Michael Ndiko

Personal information
- Born: 28 November 1977 (age 48) Uganda
- Batting: Right-handed
- Bowling: Right-arm off-spin
- Role: Opening batsman

International information
- National side: Uganda (2004–2013);
- Source: CricketArchive, 23 March 2016

= Michael Ndiko =

Ugandan cricketer

Michael Ndiko (born 28 November 1977) is a former Ugandan international cricketer who represented the Ugandan national team between 2004 and 2013. He played as a right-handed opening batsman.

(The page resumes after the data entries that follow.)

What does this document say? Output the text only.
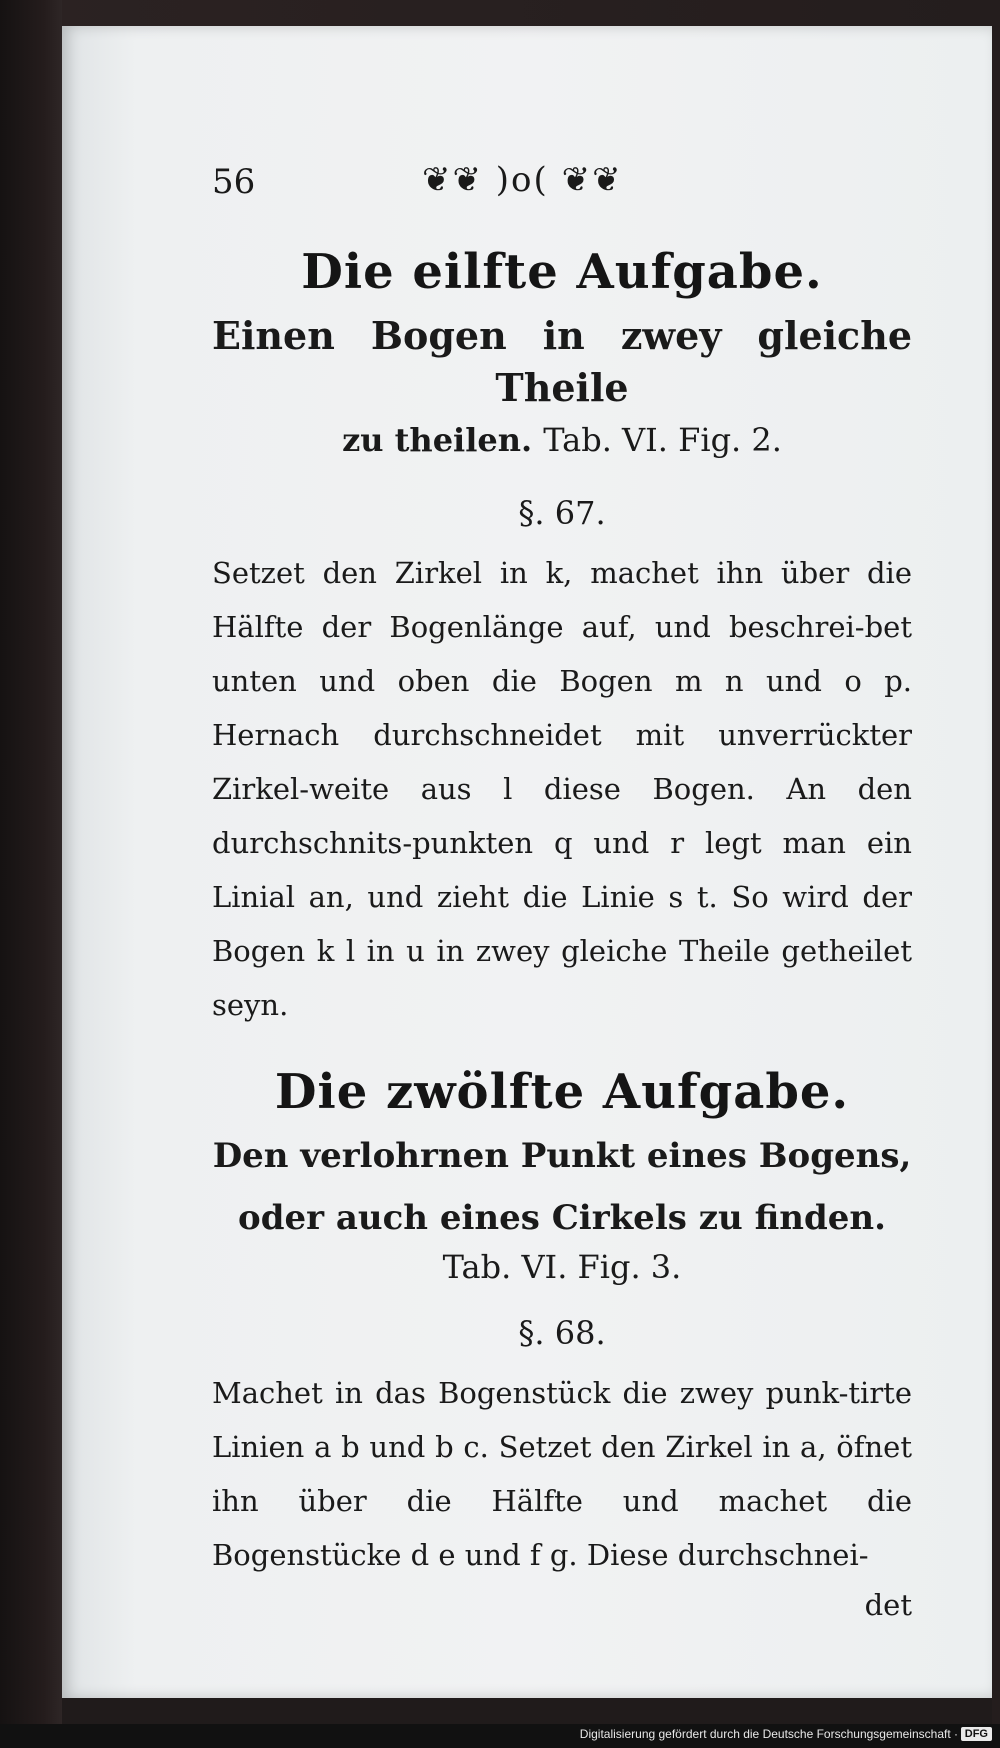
56	❦❦ )o( ❦❦
Die eilfte Aufgabe.
Einen Bogen in zwey gleiche Theile
zu theilen. Tab. VI. Fig. 2.
§. 67.

Setzet den Zirkel in k, machet ihn über die Hälfte der Bogenlänge auf, und beschrei-bet unten und oben die Bogen m n und o p. Hernach durchschneidet mit unverrückter Zirkel-weite aus l diese Bogen. An den durchschnits-punkten q und r legt man ein Linial an, und zieht die Linie s t. So wird der Bogen k l in u in zwey gleiche Theile getheilet seyn.

Die zwölfte Aufgabe.
Den verlohrnen Punkt eines Bogens,
oder auch eines Cirkels zu finden.
Tab. VI. Fig. 3.
§. 68.

Machet in das Bogenstück die zwey punk-tirte Linien a b und b c. Setzet den Zirkel in a, öfnet ihn über die Hälfte und machet die Bogenstücke d e und f g. Diese durchschnei-

det
Digitalisierung gefördert durch die Deutsche Forschungsgemeinschaft · DFG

Ndiko made his debut for Uganda in a 2004 ICC Intercontinental Cup game against Namibia, which held first-class status. Opening the batting with Benjamin Musoke, he had the distinction of facing Uganda's first ball in first-class cricket, and was also the first to be dismissed (run out by Louis Burger for 23). Ndiko was retained for Uganda's second and final Intercontinental Cup match of 2004, against Kenya, and made a third first-class appearance in the tournament's 2005 edition (also against Kenya). After that, he did not reappear for the national team for over eight years, eventually returning to the Ugandan squad for the 2013 World Cricket League Division Three tournament in Bermuda. He played in only one match, however, scoring seven runs opening the batting with Arthur Kyobe against Oman.